Шрифт:
Если бы деятельность Козопасова протекала в те же десятилетия, когда работал его учитель Егор Кузнецов, то есть в период расцвета предприятий мануфактурного типа, то Козопасов был бы одним из виднейших конструкторов Урала.
Беда была, однако, в том, что Козопасов и в первой трети XIX века не сумел выйти за рамки мануфактурной техники. Иными словами, чувство нового ему изменило. Это проявлялось прежде всего в том, что он не понял значения паровых двигателей и продолжал делать ставку на вододействующие механизмы.
Козопасов уступал Черепанову не только в смелости технического новаторства, но и в общей широте кругозора.

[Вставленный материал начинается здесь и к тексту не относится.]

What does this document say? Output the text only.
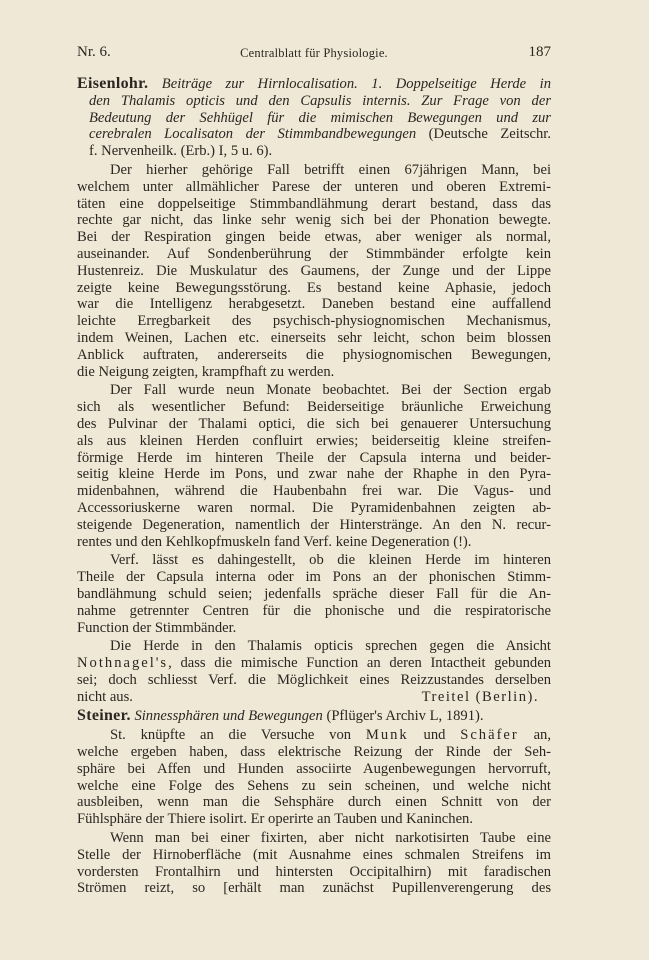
Nr. 6.	Centralblatt für Physiologie.	187
Eisenlohr. Beiträge zur Hirnlocalisation. 1. Doppelseitige Herde in
den Thalamis opticis und den Capsulis internis. Zur Frage von der
Bedeutung der Sehhügel für die mimischen Bewegungen und zur
cerebralen Localisaton der Stimmbandbewegungen (Deutsche Zeitschr.
f. Nervenheilk. (Erb.) I, 5 u. 6).
Der hierher gehörige Fall betrifft einen 67jährigen Mann, bei
welchem unter allmählicher Parese der unteren und oberen Extremi-
täten eine doppelseitige Stimmbandlähmung derart bestand, dass das
rechte gar nicht, das linke sehr wenig sich bei der Phonation bewegte.
Bei der Respiration gingen beide etwas, aber weniger als normal,
auseinander. Auf Sondenberührung der Stimmbänder erfolgte kein
Hustenreiz. Die Muskulatur des Gaumens, der Zunge und der Lippe
zeigte keine Bewegungsstörung. Es bestand keine Aphasie, jedoch
war die Intelligenz herabgesetzt. Daneben bestand eine auffallend
leichte Erregbarkeit des psychisch-physiognomischen Mechanismus,
indem Weinen, Lachen etc. einerseits sehr leicht, schon beim blossen
Anblick auftraten, andererseits die physiognomischen Bewegungen,
die Neigung zeigten, krampfhaft zu werden.
Der Fall wurde neun Monate beobachtet. Bei der Section ergab
sich als wesentlicher Befund: Beiderseitige bräunliche Erweichung
des Pulvinar der Thalami optici, die sich bei genauerer Untersuchung
als aus kleinen Herden confluirt erwies; beiderseitig kleine streifen-
förmige Herde im hinteren Theile der Capsula interna und beider-
seitig kleine Herde im Pons, und zwar nahe der Rhaphe in den Pyra-
midenbahnen, während die Haubenbahn frei war. Die Vagus- und
Accessoriuskerne waren normal. Die Pyramidenbahnen zeigten ab-
steigende Degeneration, namentlich der Hinterstränge. An den N. recur-
rentes und den Kehlkopfmuskeln fand Verf. keine Degeneration (!).
Verf. lässt es dahingestellt, ob die kleinen Herde im hinteren
Theile der Capsula interna oder im Pons an der phonischen Stimm-
bandlähmung schuld seien; jedenfalls spräche dieser Fall für die An-
nahme getrennter Centren für die phonische und die respiratorische
Function der Stimmbänder.
Die Herde in den Thalamis opticis sprechen gegen die Ansicht
Nothnagel's, dass die mimische Function an deren Intactheit gebunden
sei; doch schliesst Verf. die Möglichkeit eines Reizzustandes derselben
nicht aus.	Treitel (Berlin).
Steiner. Sinnessphären und Bewegungen (Pflüger's Archiv L, 1891).
St. knüpfte an die Versuche von Munk und Schäfer an,
welche ergeben haben, dass elektrische Reizung der Rinde der Seh-
sphäre bei Affen und Hunden associirte Augenbewegungen hervorruft,
welche eine Folge des Sehens zu sein scheinen, und welche nicht
ausbleiben, wenn man die Sehsphäre durch einen Schnitt von der
Fühlsphäre der Thiere isolirt. Er operirte an Tauben und Kaninchen.
Wenn man bei einer fixirten, aber nicht narkotisirten Taube eine
Stelle der Hirnoberfläche (mit Ausnahme eines schmalen Streifens im
vordersten Frontalhirn und hintersten Occipitalhirn) mit faradischen
Strömen reizt, so [erhält man zunächst Pupillenverengerung des
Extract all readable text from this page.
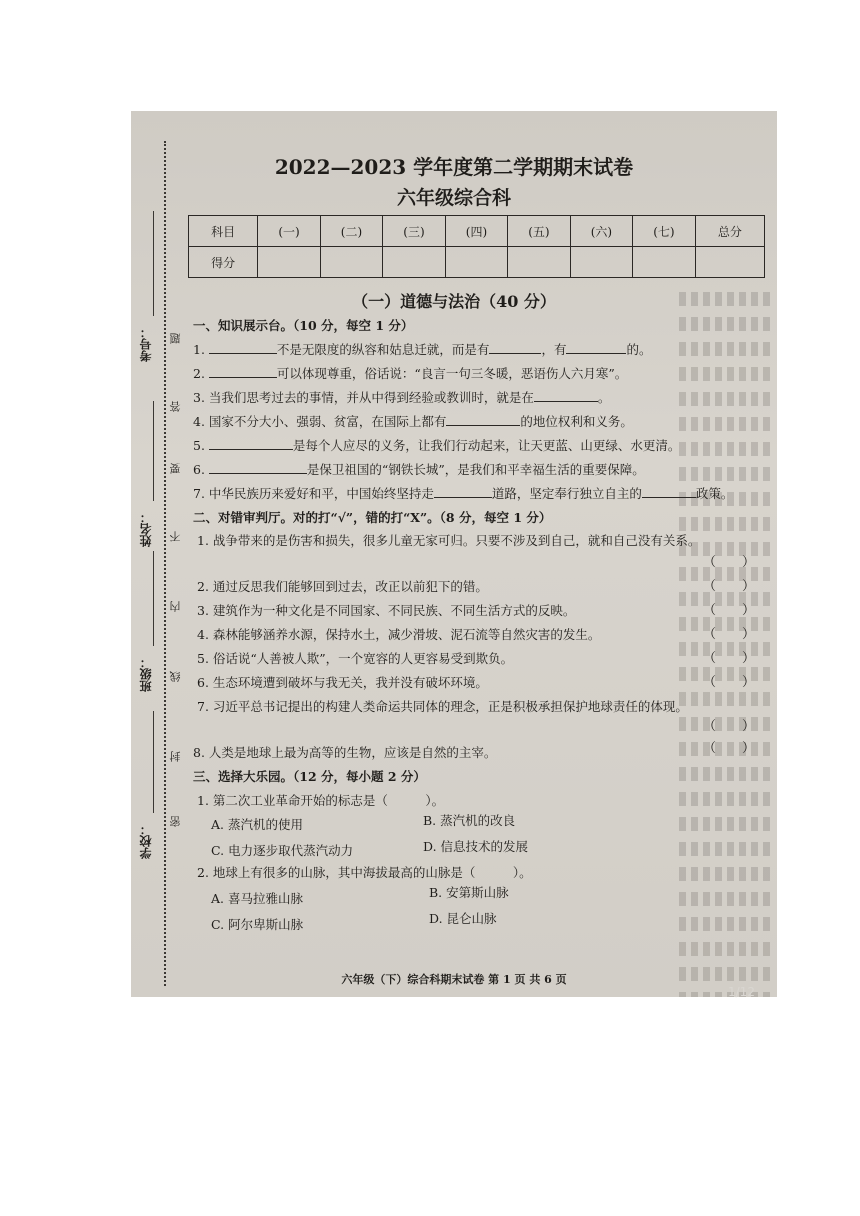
考号：
姓名：
班级：
学校：
题
答
要
不
内
线
封
密
2022—2023 学年度第二学期期末试卷
六年级综合科
科目	(一)	(二)	(三)	(四)	(五)	(六)	(七)	总分
得分								
（一）道德与法治（40 分）
一、知识展示台。（10 分，每空 1 分）
1.	不是无限度的纵容和姑息迁就，而是有	，有	的。
2.	可以体现尊重，俗话说：“良言一句三冬暖，恶语伤人六月寒”。
3. 当我们思考过去的事情，并从中得到经验或教训时，就是在	。
4. 国家不分大小、强弱、贫富，在国际上都有	的地位权利和义务。
5.	是每个人应尽的义务，让我们行动起来，让天更蓝、山更绿、水更清。
6.	是保卫祖国的“钢铁长城”，是我们和平幸福生活的重要保障。
7. 中华民族历来爱好和平，中国始终坚持走	道路，坚定奉行独立自主的	政策。
二、对错审判厅。对的打“√”，错的打“X”。（8 分，每空 1 分）
1. 战争带来的是伤害和损失，很多儿童无家可归。只要不涉及到自己，就和自己没有关系。
（　　）
2. 通过反思我们能够回到过去，改正以前犯下的错。	（　　）
3. 建筑作为一种文化是不同国家、不同民族、不同生活方式的反映。	（　　）
4. 森林能够涵养水源，保持水土，减少滑坡、泥石流等自然灾害的发生。	（　　）
5. 俗话说“人善被人欺”，一个宽容的人更容易受到欺负。	（　　）
6. 生态环境遭到破坏与我无关，我并没有破坏环境。	（　　）
7. 习近平总书记提出的构建人类命运共同体的理念，正是积极承担保护地球责任的体现。
（　　）
8. 人类是地球上最为高等的生物，应该是自然的主宰。	（　　）
三、选择大乐园。（12 分，每小题 2 分）
1. 第二次工业革命开始的标志是（　　　）。
A. 蒸汽机的使用	B. 蒸汽机的改良
C. 电力逐步取代蒸汽动力	D. 信息技术的发展
2. 地球上有很多的山脉，其中海拔最高的山脉是（　　　）。
A. 喜马拉雅山脉	B. 安第斯山脉
C. 阿尔卑斯山脉	D. 昆仑山脉
六年级（下）综合科期末试卷 第 1 页 共 6 页
1/12
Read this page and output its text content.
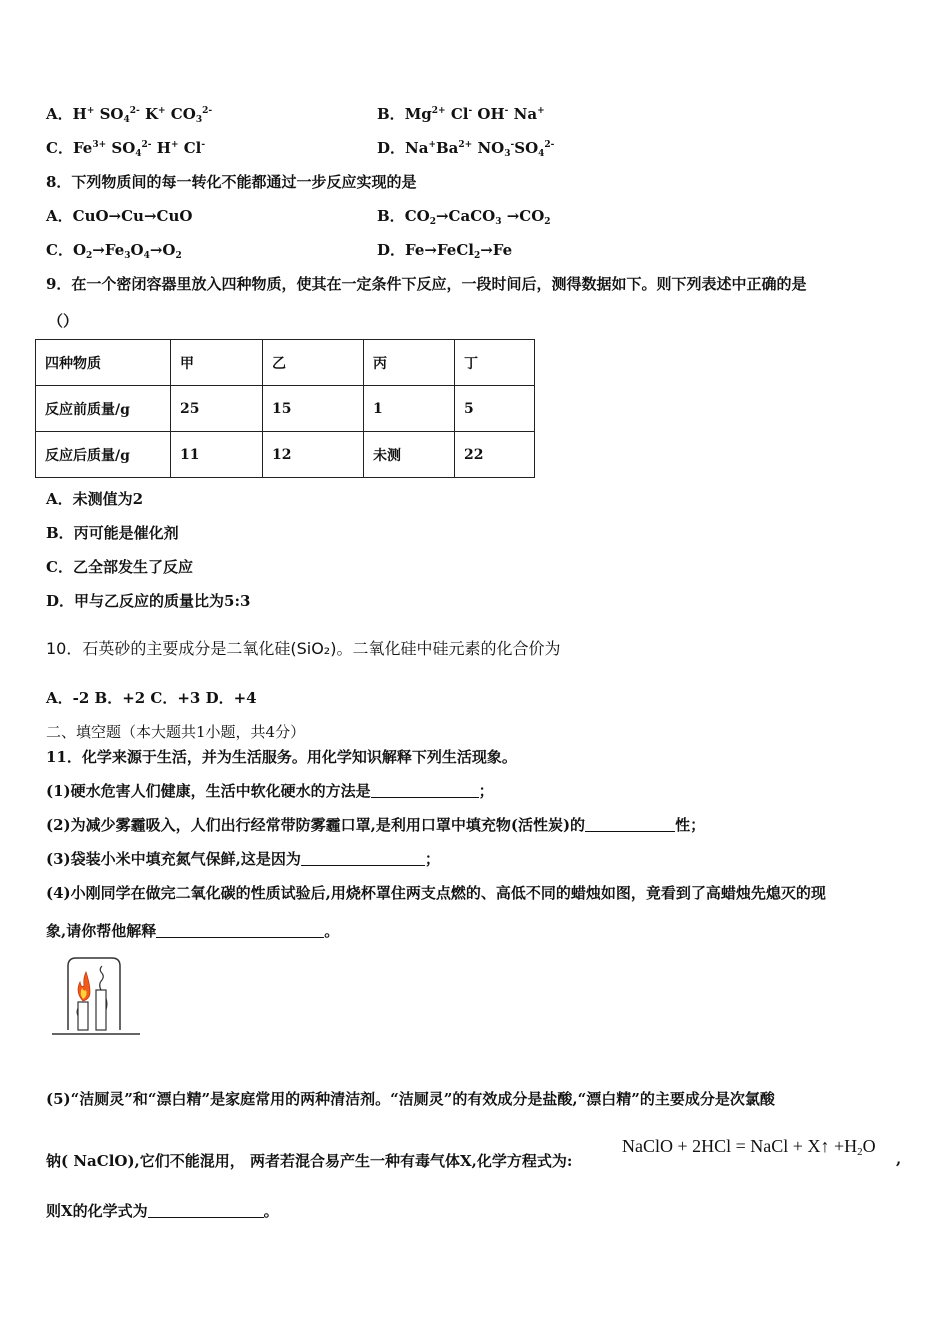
A．H+ $SO_4^{2-}$ K+ $CO_3^{2-}$	B．$Mg^{2+}$ Cl- OH- Na+
C．$Fe^{3+}$ $SO_4^{2-}$ H+ Cl-	D．$Na^+Ba^{2+}$ $NO_3^-SO_4^{2-}$
8．下列物质间的每一转化不能都通过一步反应实现的是
A．CuO→Cu→CuO	B．$CO_2\to CaCO_3 \to CO_2$
C．$O_2\to Fe_3O_4\to O_2$	D．Fe→FeCl$_2$→Fe
9．在一个密闭容器里放入四种物质，使其在一定条件下反应，一段时间后，测得数据如下。则下列表述中正确的是
（）
四种物质	甲	乙	丙	丁
反应前质量/g	25	15	1	5
反应后质量/g	11	12	未测	22
A．未测值为2
B．丙可能是催化剂
C．乙全部发生了反应
D．甲与乙反应的质量比为5:3
10．石英砂的主要成分是二氧化硅(SiO₂)。二氧化硅中硅元素的化合价为
A．-2 B．+2 C．+3 D．+4
二、填空题（本大题共1小题，共4分）
11．化学来源于生活，并为生活服务。用化学知识解释下列生活现象。
(1)硬水危害人们健康，生活中软化硬水的方法是	；
(2)为减少雾霾吸入，人们出行经常带防雾霾口罩,是利用口罩中填充物(活性炭)的	性；
(3)袋装小米中填充氮气保鲜,这是因为	；
(4)小刚同学在做完二氧化碳的性质试验后,用烧杯罩住两支点燃的、高低不同的蜡烛如图，竟看到了高蜡烛先熄灭的现
象,请你帮他解释	。
(5)“洁厕灵”和“漂白精”是家庭常用的两种清洁剂。“洁厕灵”的有效成分是盐酸,“漂白精”的主要成分是次氯酸
钠( NaClO),它们不能混用， 两者若混合易产生一种有毒气体X,化学方程式为:
NaClO + 2HCl = NaCl + X↑ $+H_2O$
,
则X的化学式为	。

Он отдавал слишком большую дань патриархальным предрассудкам. Так, если Черепанов, стараясь сделать сына знатоком новой техники, хотел, чтобы Мирон побольше поездил по свету, то Козопасов, наоборот, боялся выпустить за границу своего сына Федора. Козопасов был уверен, что, ускользнув из-под отеческого и хозяйского надзора, 18-летний юноша непременно пустится «в рассеяние, неприличные занятия и совершенно испортит свое поведение».
К сожалению, сам Козопасов склонен был к «рассеянию». Тяжесть крепостного состояния надломила его. Он искал забвения в вине, показывая этим плохой пример для сына (Федор впоследствии тоже много пил, хотя и не уезжал за границу).
Различие характеров, вкусов и жизненных правил, а главное — резкое расхождение обоих механиков по производственным вопросам вызывали споры и разногласия между ними. Это, породило легенду об их взаимной личной неприязни.
Демидов и его приказчики усиленно пытались ссорить Черепанова с Козопасовым, рассчитывая, что, враждуя между собою, механики будут разоблачать действия друг друга в донесениях начальству, а последние этим воспользуются.
В одном из своих предписаний Демидов настойчиво убеждал Черепанова, что он не может не быть врагомКозопасова:
«Пословица говорит, — философствовал Демидов, — что 2 медведя в одной берлоге никогда не уживутся… Посему я очень верю, что ты не можешь ни в чем соглашаться с Козопасовым, который ныне занимается по одной с тобою части».
Поэтому в Швецию заводовладелец посылал вместе обоих механиков, полагая, что они будут подмечать ошибки и упущения друг друга и ставить о том начальство в известность.
Однако все эти попытки превратить Черепанова и Козопасова в личных противников провалились. Сам Черепанов в письмах категорически отвергал хозяйские наветы по поводу его мнимой вражды с Козопасовым и писал: «Я с Козопасовым ссоры не имею и во всяком случае храню доброе согласие». И главные приказчики в конце концов со скрытым разочарованием вынуждены были признать: «У Черепанова и Козопасова ссор, как они отзываются, никаких не имеется». И никогда оба мастера не давали начальству материала для взаимных разоблачений.
12 февраля 1825 года Ефим Черепанов и его спутники выехали из Нижнего Тагила в Петербург по зимнему пути и к началу марта были уже в столице.
Здесь Ефим Черепанов по своему обыкновению продолжал знакомиться с заводами столицы и ее окрестностей, изучал разные машины, механизмы и сооружения.
Знакомство с новым оборудованием убедило Черепанова, что Мирону было бы очень важно тоже посмотреть все эти предприятия, а потом поехать и в Швецию.
К этому времени Мирон Черепанов получил назначение на должность плотинного Выйского завода. Фактически же он помогал отцу в любом важном деле.
Проживал Мирон по-прежнему вместе с отцом, хотя обзавелся уже собственной семьей: у него была жена, и годовалая дочь.
Заводские приказчики не склонны были отпускать Мирона в Петербург и Швецию. Тогда Ефим обратился непосредственно к Демидову. Механик ссылался на свое здоровье, которое за последнее время ухудшалось, и утверждал, что хотел бы подготовить себе в лице сына достойного преемника.
Демидова вопрос о здоровье Черепанова интересовал с единственной точки зрения: успеет ли механик отработать все «вложенные» в него средства (затраты на «вояжи», жалованье, денежные награды и т. д.), или выбудет из строя до покрытия (с процентами) сделанных затрат. Кстати говоря, технические усовершенствования, введенные Черепановым, давно уже вернули хозяину все эти расходы.
Поэтому Демидов дал согласие на то, чтобы Ефим Черепанов выписал с Урала в Петербург, а потом захватил и в Швецию своего сына Мирона.
«Старайся заблаговременно приучить своего сына к тому, что тебе сейчас известно, дабы, когда ты не в силах будешь действовать, он мог занять твое место», — писал Демидов.
К началу мая 1825 года Мирон приехал в Петербург и стал знакомиться с оборудованием столичных заводов, а месяц спустя все уральские мастера отправились в Швецию.